Economics / News

Mario Draghi discusses Europe’s future at Rimini Meeting 

02
September 2025
By Editorial Staff

RIMINI, Italy — former European Central Bank chief Mario Draghi delivered a stark message at the “What Horizon for Europe?” meeting in Rimini: the European Union cannot cling to past models of influence and must reinvent itself to survive in a harsher global order.

Draghi, who authored last year’s landmark report on EU competitiveness, told the audience that the era when Europe’s 450 million consumers guaranteed global leverage has “evaporated.” 

He cited U.S. tariffs on European goods, Washington’s push for higher defense spending, and China’s grip on rare earths as evidence of a shifting balance of power. Europe, he said, has been reduced to a “spectator” on the world stage.

While the EU remains  the largest financial backer of Ukraine’s war effort, Draghi noted that it has played a marginal role in peace negotiations. In other crises – such as the bombing of Iran’s nuclear sites and the conflict in Gaza – Europe has stood on the sidelines while rivals assert raw power.

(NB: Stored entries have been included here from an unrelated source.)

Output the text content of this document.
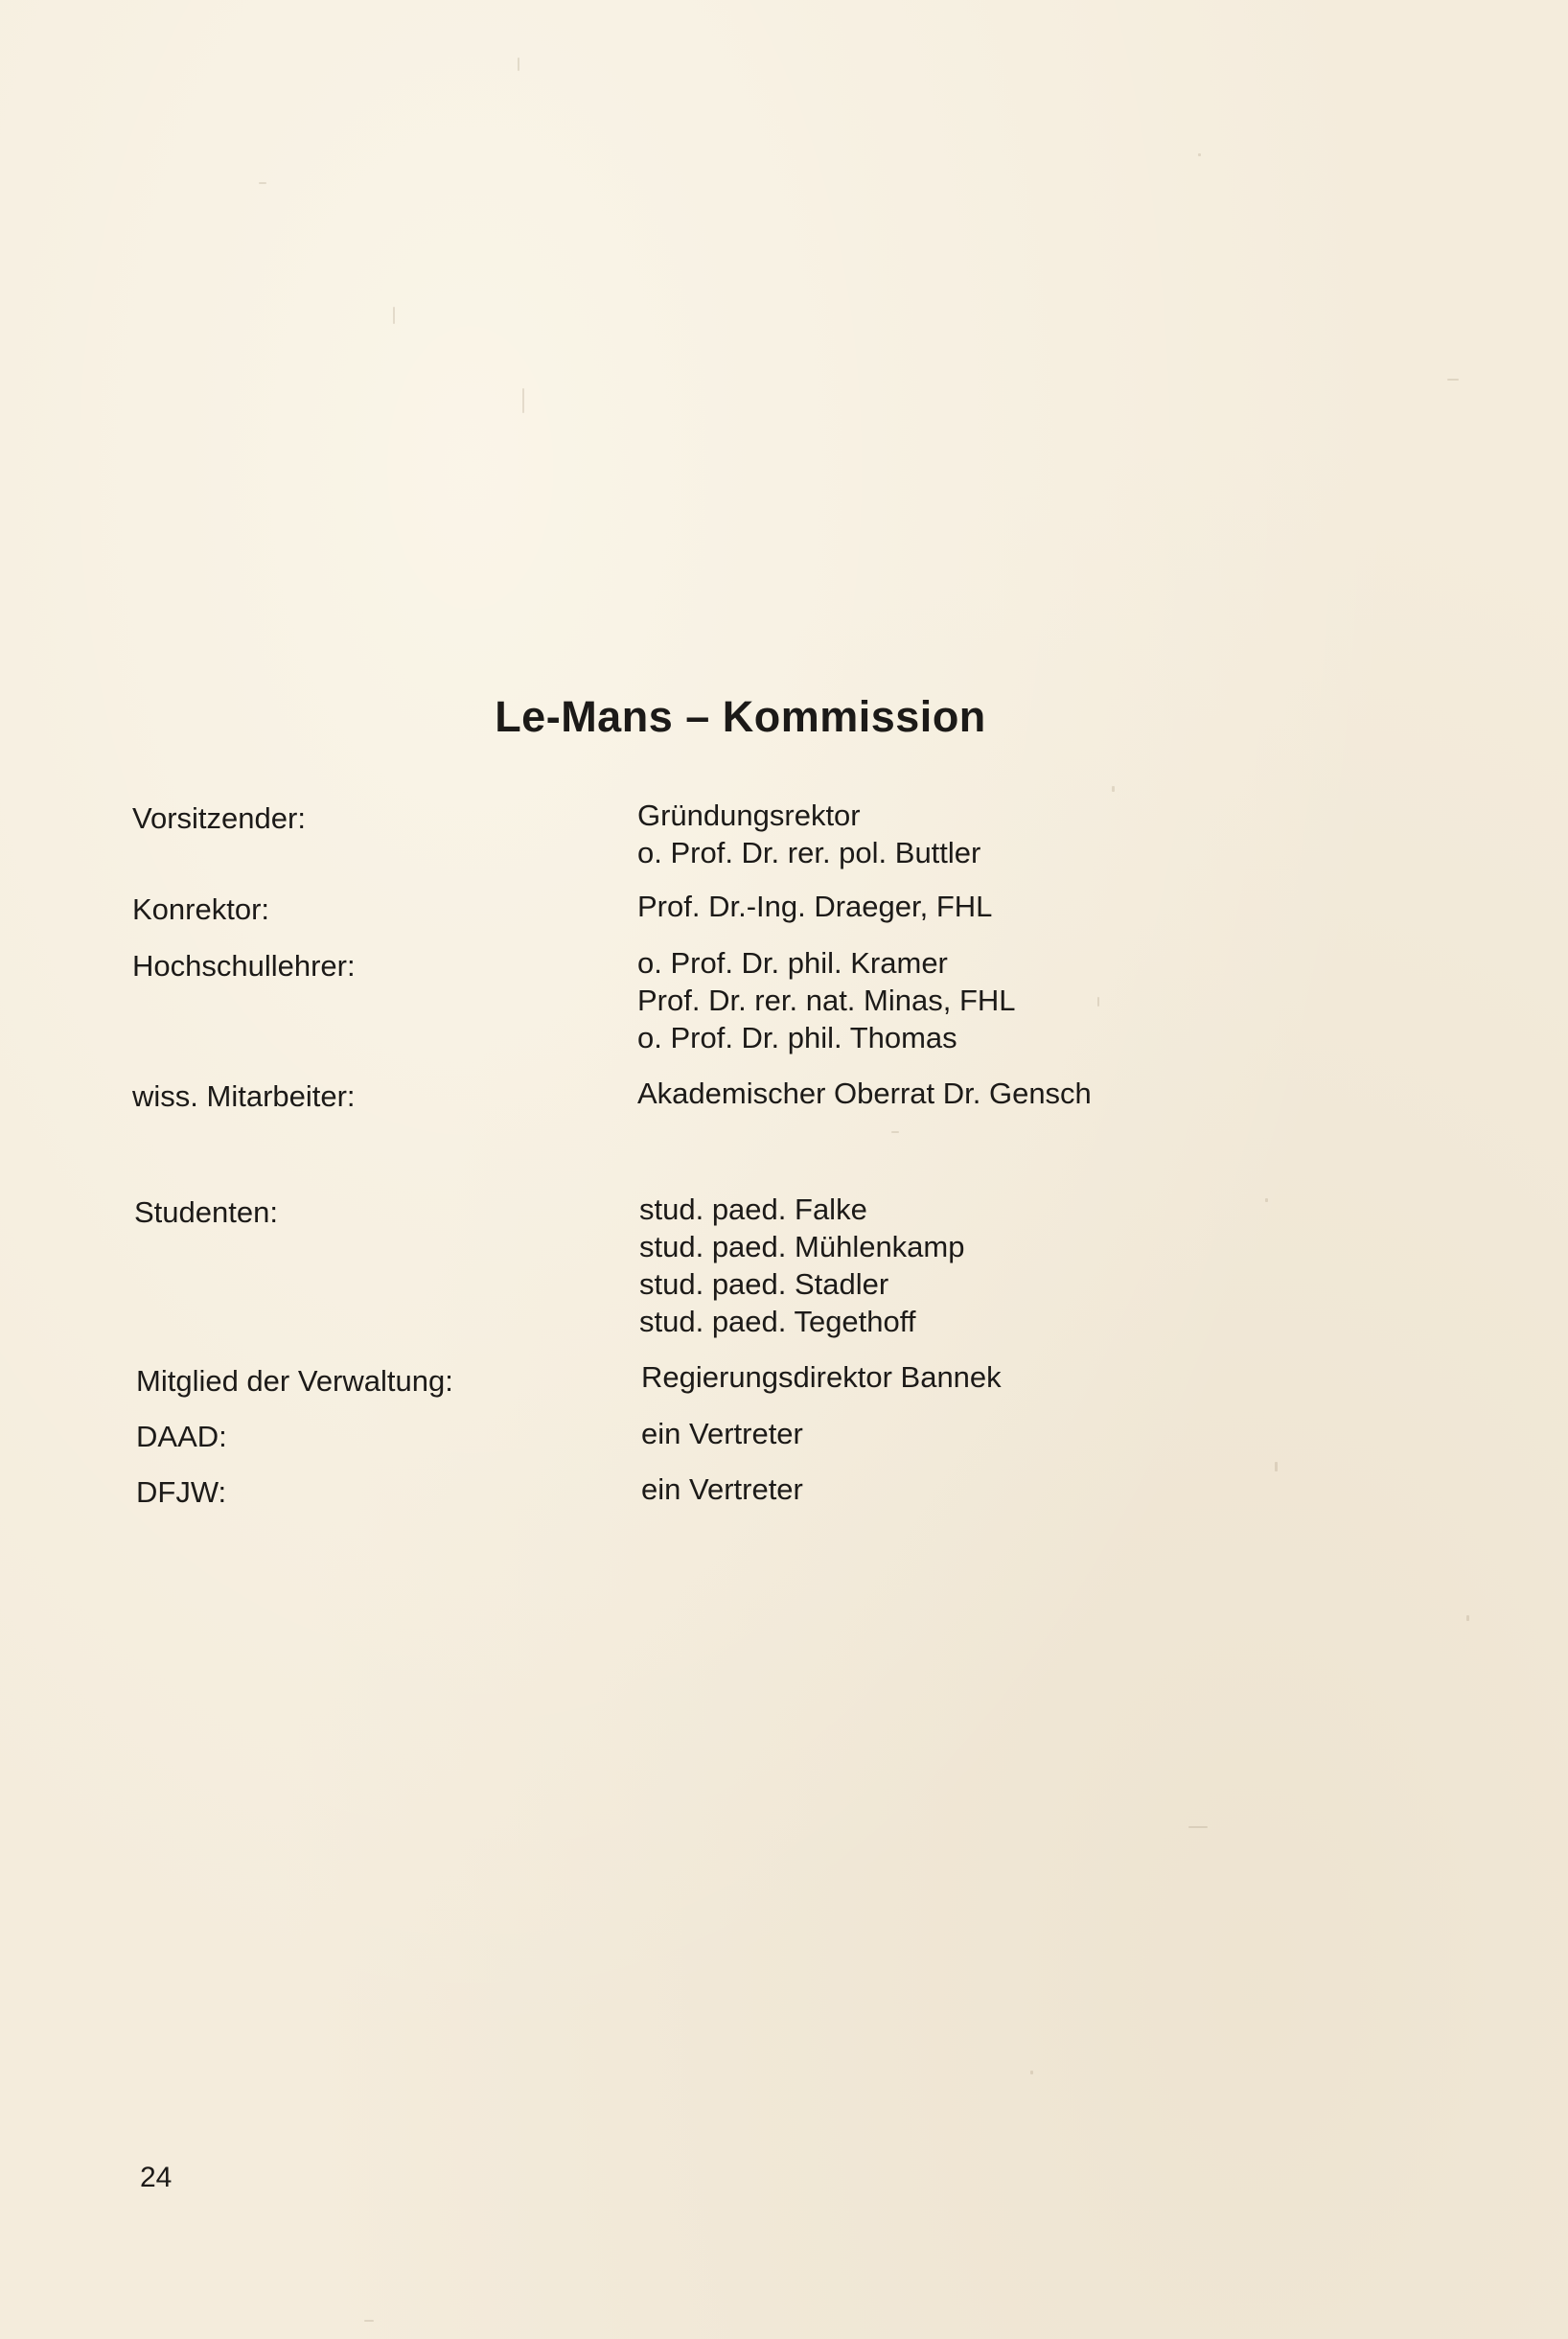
Le-Mans – Kommission
Vorsitzender:	Gründungsrektor
o. Prof. Dr. rer. pol. Buttler
Konrektor:	Prof. Dr.-Ing. Draeger, FHL
Hochschullehrer:	o. Prof. Dr. phil. Kramer
Prof. Dr. rer. nat. Minas, FHL
o. Prof. Dr. phil. Thomas
wiss. Mitarbeiter:	Akademischer Oberrat Dr. Gensch
Studenten:	stud. paed. Falke
stud. paed. Mühlenkamp
stud. paed. Stadler
stud. paed. Tegethoff
Mitglied der Verwaltung:	Regierungsdirektor Bannek
DAAD:	ein Vertreter
DFJW:	ein Vertreter
24
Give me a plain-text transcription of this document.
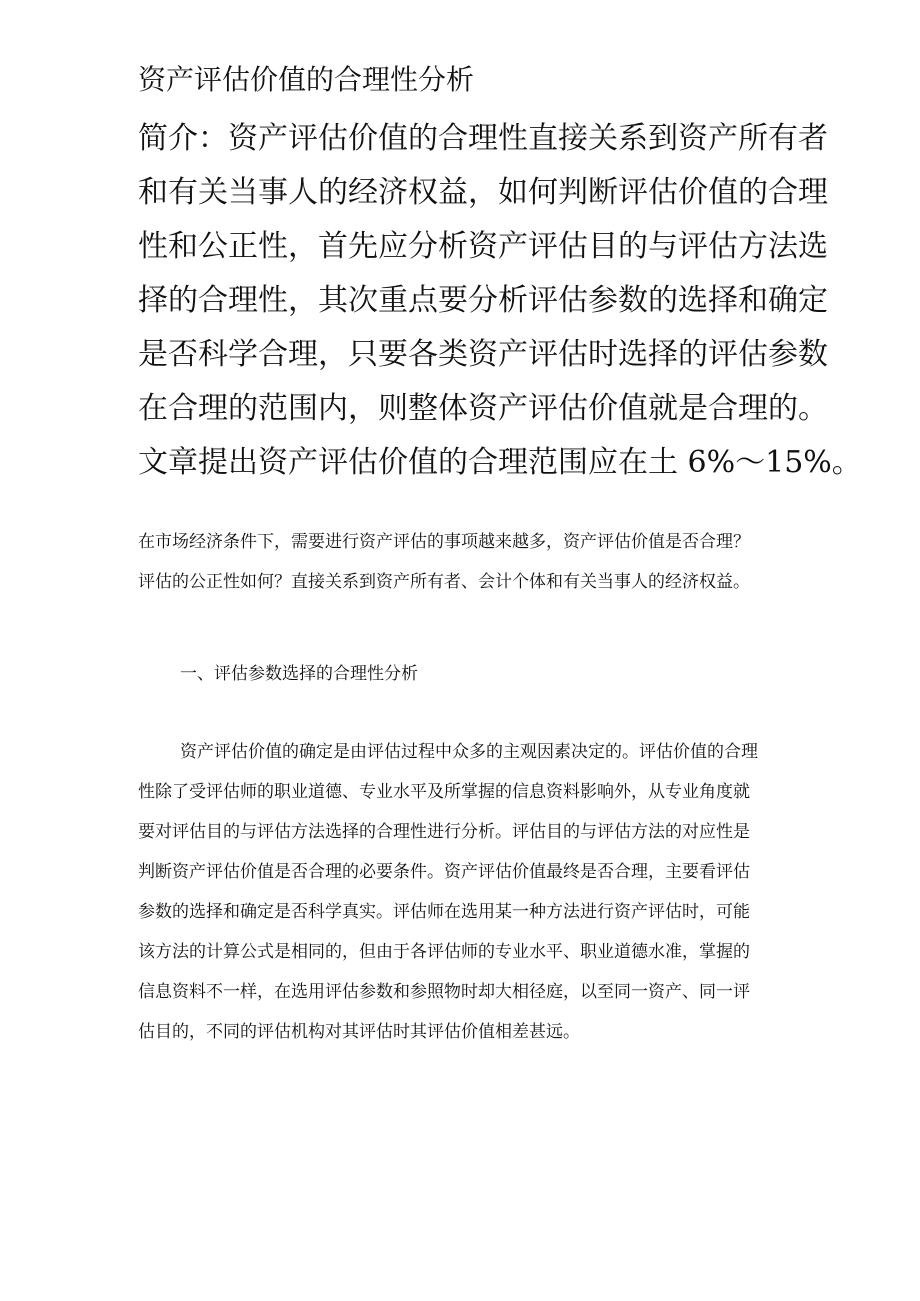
资产评估价值的合理性分析

简介：资产评估价值的合理性直接关系到资产所有者
和有关当事人的经济权益，如何判断评估价值的合理
性和公正性，首先应分析资产评估目的与评估方法选
择的合理性，其次重点要分析评估参数的选择和确定
是否科学合理，只要各类资产评估时选择的评估参数
在合理的范围内，则整体资产评估价值就是合理的。
文章提出资产评估价值的合理范围应在土 6%～15%。

在市场经济条件下，需要进行资产评估的事项越来越多，资产评估价值是否合理？
评估的公正性如何？直接关系到资产所有者、会计个体和有关当事人的经济权益。

一、评估参数选择的合理性分析

资产评估价值的确定是由评估过程中众多的主观因素决定的。评估价值的合理
性除了受评估师的职业道德、专业水平及所掌握的信息资料影响外，从专业角度就
要对评估目的与评估方法选择的合理性进行分析。评估目的与评估方法的对应性是
判断资产评估价值是否合理的必要条件。资产评估价值最终是否合理，主要看评估
参数的选择和确定是否科学真实。评估师在选用某一种方法进行资产评估时，可能
该方法的计算公式是相同的，但由于各评估师的专业水平、职业道德水准，掌握的
信息资料不一样，在选用评估参数和参照物时却大相径庭，以至同一资产、同一评
估目的，不同的评估机构对其评估时其评估价值相差甚远。
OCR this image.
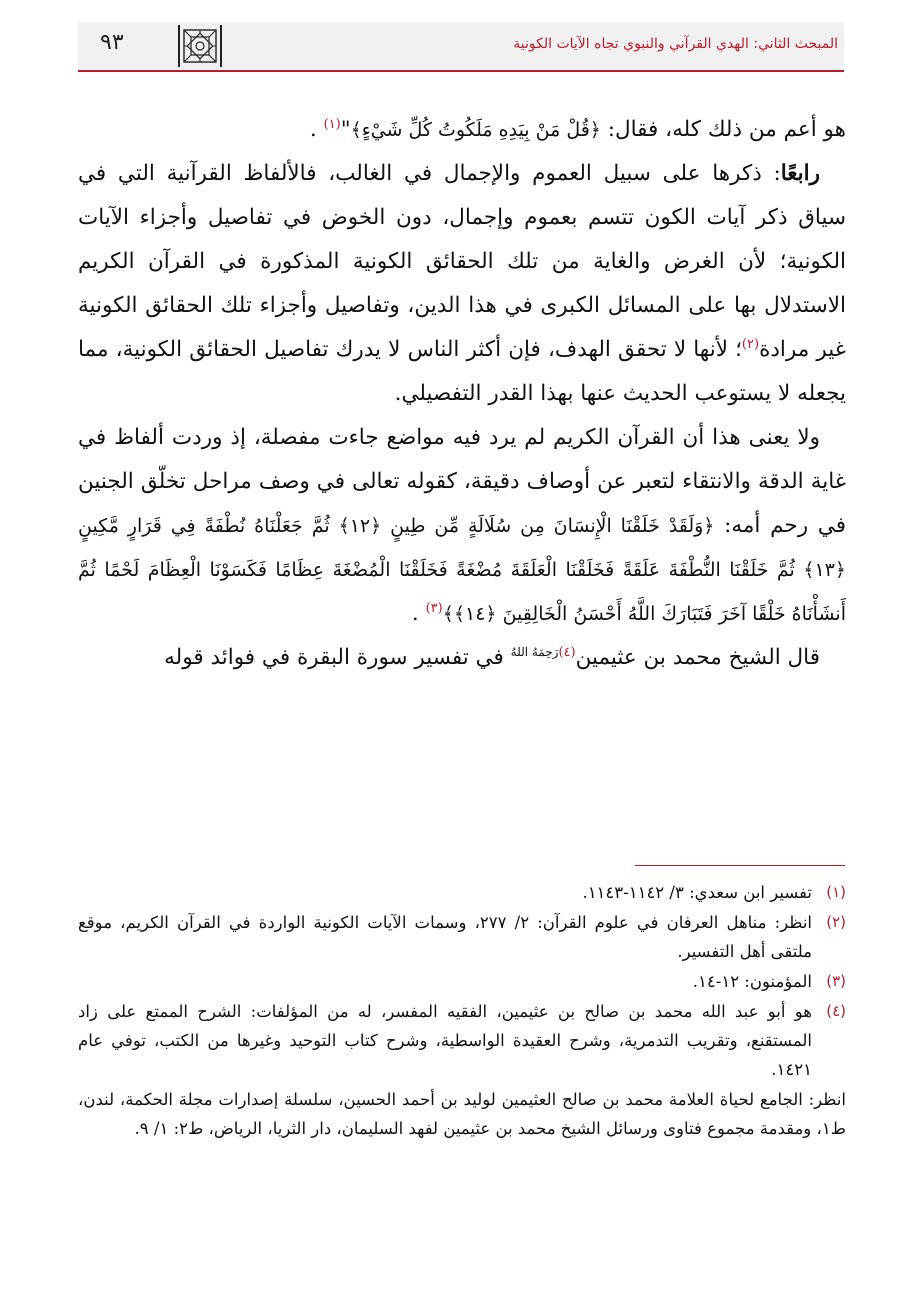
المبحث الثاني: الهدي القرآني والنبوي تجاه الآيات الكونية
٩٣

هو أعم من ذلك كله، فقال: ﴿قُلْ مَنْ بِيَدِهِ مَلَكُوتُ كُلِّ شَيْءٍ﴾"$^{(١)}$ .

رابعًا: ذكرها على سبيل العموم والإجمال في الغالب، فالألفاظ القرآنية التي في سياق ذكر آيات الكون تتسم بعموم وإجمال، دون الخوض في تفاصيل وأجزاء الآيات الكونية؛ لأن الغرض والغاية من تلك الحقائق الكونية المذكورة في القرآن الكريم الاستدلال بها على المسائل الكبرى في هذا الدين، وتفاصيل وأجزاء تلك الحقائق الكونية غير مرادة$^{(٢)}$؛ لأنها لا تحقق الهدف، فإن أكثر الناس لا يدرك تفاصيل الحقائق الكونية، مما يجعله لا يستوعب الحديث عنها بهذا القدر التفصيلي.

ولا يعنى هذا أن القرآن الكريم لم يرد فيه مواضع جاءت مفصلة، إذ وردت ألفاظ في غاية الدقة والانتقاء لتعبر عن أوصاف دقيقة، كقوله تعالى في وصف مراحل تخلّق الجنين في رحم أمه: ﴿وَلَقَدْ خَلَقْنَا الْإِنسَانَ مِن سُلَالَةٍ مِّن طِينٍ ﴿١٢﴾ ثُمَّ جَعَلْنَاهُ نُطْفَةً فِي قَرَارٍ مَّكِينٍ ﴿١٣﴾ ثُمَّ خَلَقْنَا النُّطْفَةَ عَلَقَةً فَخَلَقْنَا الْعَلَقَةَ مُضْغَةً فَخَلَقْنَا الْمُضْغَةَ عِظَامًا فَكَسَوْنَا الْعِظَامَ لَحْمًا ثُمَّ أَنشَأْنَاهُ خَلْقًا آخَرَ فَتَبَارَكَ اللَّهُ أَحْسَنُ الْخَالِقِينَ ﴿١٤﴾﴾$^{(٣)}$ .

قال الشيخ محمد بن عثيمين$^{(٤)رَحِمَهُ اللهُ}$ في تفسير سورة البقرة في فوائد قوله

(١)
تفسير ابن سعدي: ٣/ ١١٤٢-١١٤٣.
(٢)
انظر: مناهل العرفان في علوم القرآن: ٢/ ٢٧٧، وسمات الآيات الكونية الواردة في القرآن الكريم، موقع ملتقى أهل التفسير.
(٣)
المؤمنون: ١٢-١٤.
(٤)
هو أبو عبد الله محمد بن صالح بن عثيمين، الفقيه المفسر، له من المؤلفات: الشرح الممتع على زاد المستقنع، وتقريب التدمرية، وشرح العقيدة الواسطية، وشرح كتاب التوحيد وغيرها من الكتب، توفي عام ١٤٢١.
انظر: الجامع لحياة العلامة محمد بن صالح العثيمين لوليد بن أحمد الحسين، سلسلة إصدارات مجلة الحكمة، لندن، ط١، ومقدمة مجموع فتاوى ورسائل الشيخ محمد بن عثيمين لفهد السليمان، دار الثريا، الرياض، ط٢: ١/ ٩.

“The old European model is gone,” the ex-premier stated. To regain influence, he argued, the bloc must repair the Single Market, tear down  self-imposed barriers, and invest jointly in critical technologies to reduce strategic dependencies. “No European country alone has the resources to build the industrial capacity required to develop these technologies.” 

The stakes, Draghi insisted, are existential.  Generations that grew up taking democracy and peace for granted will only commit to Europe if it can deliver growth and security. 

He praised Europe’s capacity to act in crisis — joint borrowing during the pandemic,swift vaccine rollout, and a unified response to Russia’s invasion of Ukraine. Yet he warned that crisis-driven strength is not enough.

 “The challenge now,” he concluded,”is to act with the same determination in ordinary times.”

Ending on a hopeful note, he urged Europeans to turn skepticism into action, and called on the EU to step up from spectator to protagonist.